Your employees’ accounts are doorways into your organization’s data. They enable access to all of the applications that make up your network, and all the information stored within those applications. Cybercriminals know this, which is why they consistently attempt to gain access to corporate data via account compromise attacks.
Account compromise is when a bad actor hacks into—and takes control of—a user’s account. They usually do this by cracking weak passwords via brute force, or exploiting user vulnerabilities and human error to steal passwords from users via social engineering attacks. These are some of the most prevalent causes of data breaches we’re seeing today; in fact, 85% of breaches involve a human element, and 61% involve misused or stolen credentials.
There are a number of solutions available to help prevent and mitigate the risk of account compromise, such as password managers, which secure your employees’ passwords; multifactor authentication solutions, which ensure that a hacker can’t access a user’s account even if they crack its password; privileged access management solutions, which ensure your most critical corporate accounts are secured; and post-delivery email security solutions, which scan inboxes for signs that an attacker is trying to steal a user’s credentials or has successfully managed to hack into their account, and shut down the attack.
In this guide, we’ll explore the best-in-breed of each of the above types of solution. We’ll give you some background information on the provider and the key features of each solution, as well as the type of customer that they are most suitable for, so you can be certain you’re choosing the best account compromise protection for your organization.
What Is Account Compromise?
Account compromise is a type of cyber attack that involves a threat actor taking control of their victim’s account, and then impersonating the account’s legitimate user. Once they’ve compromised a user’s account, cybercriminals can access all that user’s data and sell it or use it to carry out further attacks. For example, they may read their victim’s conversation history to find out more about their colleagues, so that they can send those colleagues a spear phishing email and compromise those accounts.
Account compromise is particularly dangerous for businesses that use cloud-based application suites, such as Microsoft 365 or Google Workspace. That’s because, once one set of credentials is compromised, the attacker can access all of their victim’s applications (email, collaboration, instant messaging, etc.).

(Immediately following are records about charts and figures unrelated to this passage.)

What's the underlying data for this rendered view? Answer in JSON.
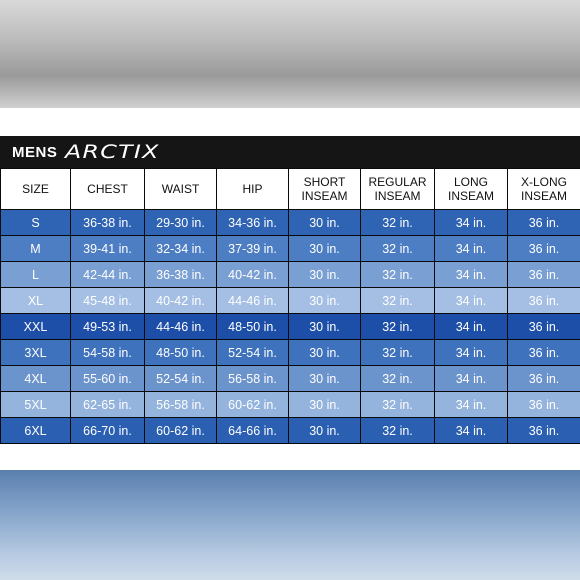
{
  "header": {
    "section_label": "MENS",
    "brand": "ARCTIX"
  },
  "columns": [
    "SIZE",
    "CHEST",
    "WAIST",
    "HIP",
    "SHORT INSEAM",
    "REGULAR INSEAM",
    "LONG INSEAM",
    "X-LONG INSEAM"
  ],
  "column_lines": [
    [
      "SIZE"
    ],
    [
      "CHEST"
    ],
    [
      "WAIST"
    ],
    [
      "HIP"
    ],
    [
      "SHORT",
      "INSEAM"
    ],
    [
      "REGULAR",
      "INSEAM"
    ],
    [
      "LONG",
      "INSEAM"
    ],
    [
      "X-LONG",
      "INSEAM"
    ]
  ],
  "rows": [
    {
      "color": "#2f63b4",
      "cells": [
        "S",
        "36-38 in.",
        "29-30 in.",
        "34-36 in.",
        "30 in.",
        "32 in.",
        "34 in.",
        "36 in."
      ]
    },
    {
      "color": "#4d7ec4",
      "cells": [
        "M",
        "39-41 in.",
        "32-34 in.",
        "37-39 in.",
        "30 in.",
        "32 in.",
        "34 in.",
        "36 in."
      ]
    },
    {
      "color": "#7a9fd2",
      "cells": [
        "L",
        "42-44 in.",
        "36-38 in.",
        "40-42 in.",
        "30 in.",
        "32 in.",
        "34 in.",
        "36 in."
      ]
    },
    {
      "color": "#a4bfe3",
      "cells": [
        "XL",
        "45-48 in.",
        "40-42 in.",
        "44-46 in.",
        "30 in.",
        "32 in.",
        "34 in.",
        "36 in."
      ]
    },
    {
      "color": "#1d4fa8",
      "cells": [
        "XXL",
        "49-53 in.",
        "44-46 in.",
        "48-50 in.",
        "30 in.",
        "32 in.",
        "34 in.",
        "36 in."
      ]
    },
    {
      "color": "#3f72bc",
      "cells": [
        "3XL",
        "54-58 in.",
        "48-50 in.",
        "52-54 in.",
        "30 in.",
        "32 in.",
        "34 in.",
        "36 in."
      ]
    },
    {
      "color": "#6c94cc",
      "cells": [
        "4XL",
        "55-60 in.",
        "52-54 in.",
        "56-58 in.",
        "30 in.",
        "32 in.",
        "34 in.",
        "36 in."
      ]
    },
    {
      "color": "#94b4dd",
      "cells": [
        "5XL",
        "62-65 in.",
        "56-58 in.",
        "60-62 in.",
        "30 in.",
        "32 in.",
        "34 in.",
        "36 in."
      ]
    },
    {
      "color": "#2b5fb2",
      "cells": [
        "6XL",
        "66-70 in.",
        "60-62 in.",
        "64-66 in.",
        "30 in.",
        "32 in.",
        "34 in.",
        "36 in."
      ]
    }
  ]
}
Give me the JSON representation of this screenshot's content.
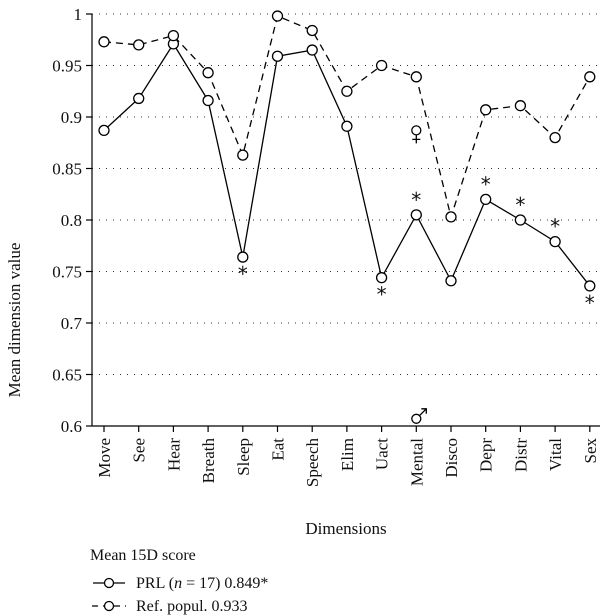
{
  "chart_data": {
    "type": "line",
    "xlabel": "Dimensions",
    "ylabel": "Mean dimension value",
    "ylim": [
      0.6,
      1.0
    ],
    "yticks": [
      0.6,
      0.65,
      0.7,
      0.75,
      0.8,
      0.85,
      0.9,
      0.95,
      1.0
    ],
    "ytick_labels": [
      "0.6",
      "0.65",
      "0.7",
      "0.75",
      "0.8",
      "0.85",
      "0.9",
      "0.95",
      "1"
    ],
    "grid": true,
    "categories": [
      "Move",
      "See",
      "Hear",
      "Breath",
      "Sleep",
      "Eat",
      "Speech",
      "Elim",
      "Uact",
      "Mental",
      "Disco",
      "Depr",
      "Distr",
      "Vital",
      "Sex"
    ],
    "series": [
      {
        "name": "PRL (n = 17) 0.849*",
        "style": "solid",
        "values": [
          0.887,
          0.918,
          0.971,
          0.916,
          0.764,
          0.959,
          0.965,
          0.891,
          0.744,
          0.805,
          0.741,
          0.82,
          0.8,
          0.779,
          0.736
        ]
      },
      {
        "name": "Ref. popul. 0.933",
        "style": "dashed",
        "values": [
          0.973,
          0.97,
          0.979,
          0.943,
          0.863,
          0.998,
          0.984,
          0.925,
          0.95,
          0.939,
          0.803,
          0.907,
          0.911,
          0.88,
          0.939
        ]
      }
    ],
    "annotations": [
      {
        "category": "Sleep",
        "text": "*",
        "position": "below"
      },
      {
        "category": "Uact",
        "text": "*",
        "position": "below"
      },
      {
        "category": "Mental",
        "text": "*",
        "position": "above"
      },
      {
        "category": "Depr",
        "text": "*",
        "position": "above"
      },
      {
        "category": "Distr",
        "text": "*",
        "position": "above"
      },
      {
        "category": "Vital",
        "text": "*",
        "position": "above"
      },
      {
        "category": "Sex",
        "text": "*",
        "position": "below"
      }
    ],
    "symbol_markers": [
      {
        "category": "Mental",
        "value": 0.887,
        "symbol": "female"
      },
      {
        "category": "Mental",
        "value": 0.607,
        "symbol": "male"
      }
    ],
    "legend": {
      "title": "Mean 15D score",
      "position": "bottom-left",
      "entries": [
        {
          "prefix": "PRL (",
          "n_var": "n",
          "mid": " = 17) 0.849*",
          "style": "solid"
        },
        {
          "prefix": "Ref. popul. 0.933",
          "n_var": "",
          "mid": "",
          "style": "dashed"
        }
      ]
    }
  }
}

How Can An Account Be Compromised?
Threat actors usually gain initial access to an account through one of two ways:
- Brute force: The attacker programs a computer to “crack” the user’s password. The computer will usually start by guessing common passwords and then work systematically through all possible letter, number, and symbol combinations one character at a time, until it finds the right one. These attacks are particularly effective against organizations that don’t enforce good password practices, such as updating passwords and using passphrases instead of hackable eight-character codes.
- Spear phishing: The attacker contacts the user (usually via email), impersonating a trusted sender, and attempts to manipulate the user into resetting their login credentials or entering their credentials into a fake login page. These attacks are highly effective against all organizations as they rely on basic human error and can be very difficult to spot without the right security awareness training and email security solution.

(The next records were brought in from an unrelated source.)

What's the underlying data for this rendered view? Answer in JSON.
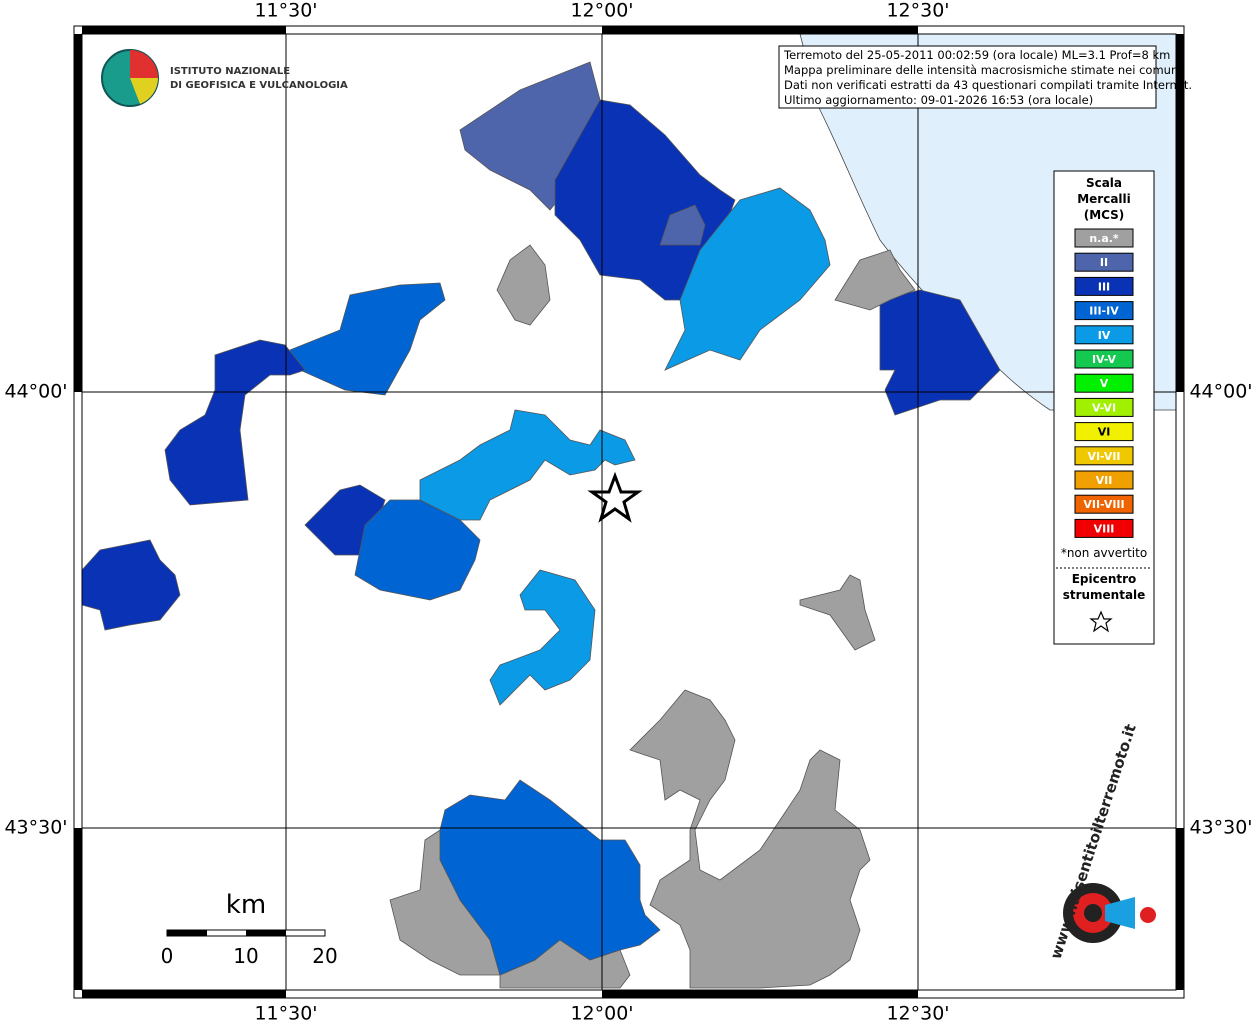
{
  "map": {
    "lon_labels": [
      "11°30'",
      "12°00'",
      "12°30'"
    ],
    "lat_labels": [
      "44°00'",
      "43°30'"
    ],
    "info": [
      "Terremoto del 25-05-2011 00:02:59 (ora locale) ML=3.1 Prof=8 km",
      "Mappa preliminare delle intensità macrosismiche stimate nei comuni",
      "Dati non verificati estratti da 43 questionari compilati tramite Internet.",
      "Ultimo aggiornamento: 09-01-2026 16:53 (ora locale)"
    ],
    "logo": [
      "ISTITUTO NAZIONALE",
      "DI GEOFISICA E VULCANOLOGIA"
    ],
    "legend": {
      "title": [
        "Scala",
        "Mercalli",
        "(MCS)"
      ],
      "classes": [
        {
          "label": "n.a.*",
          "color": "#a0a0a0"
        },
        {
          "label": "II",
          "color": "#4f65ab"
        },
        {
          "label": "III",
          "color": "#0a32b4"
        },
        {
          "label": "III-IV",
          "color": "#0064d2"
        },
        {
          "label": "IV",
          "color": "#0a9ae6"
        },
        {
          "label": "IV-V",
          "color": "#14c850"
        },
        {
          "label": "V",
          "color": "#00f000"
        },
        {
          "label": "V-VI",
          "color": "#a0f000"
        },
        {
          "label": "VI",
          "color": "#f0f000"
        },
        {
          "label": "VI-VII",
          "color": "#f0c800"
        },
        {
          "label": "VII",
          "color": "#f0a000"
        },
        {
          "label": "VII-VIII",
          "color": "#f06400"
        },
        {
          "label": "VIII",
          "color": "#f00000"
        }
      ],
      "note": "*non avvertito",
      "epicenter": [
        "Epicentro",
        "strumentale"
      ]
    },
    "scale": {
      "unit": "km",
      "labels": [
        "0",
        "10",
        "20"
      ]
    },
    "site": "www.haisentitoilterremoto.it"
  }
}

How Can You Spot Account Compromise?
There are a few signs to look out for, that may indicate an account has been compromised:
- A legitimate user’s inability to access their account, or multiple accounts – this suggests that a cybercriminal may have changed the password
- Phishing attacks being sent by internal users
- Suspicious email activity such as emails being deleted, configuration changes, automatic forwarding, and emails being sent with lots of BCC addresses
- Multiple failed login attempts or password changes from an unknown location
- Unexpected updates to an account’s personal information such as the user’s phone number or address
While searching for these indicators of a compromised account, it can be very difficult to keep tabs on so many small details across multiple users’ accounts. For that reason, we recommend implementing security that can help you prevent account compromise form happening in the first place (e.g., MFA, PAM, password manager) and a solution that can help you identify account compromise when it does happen (cloud-based email security).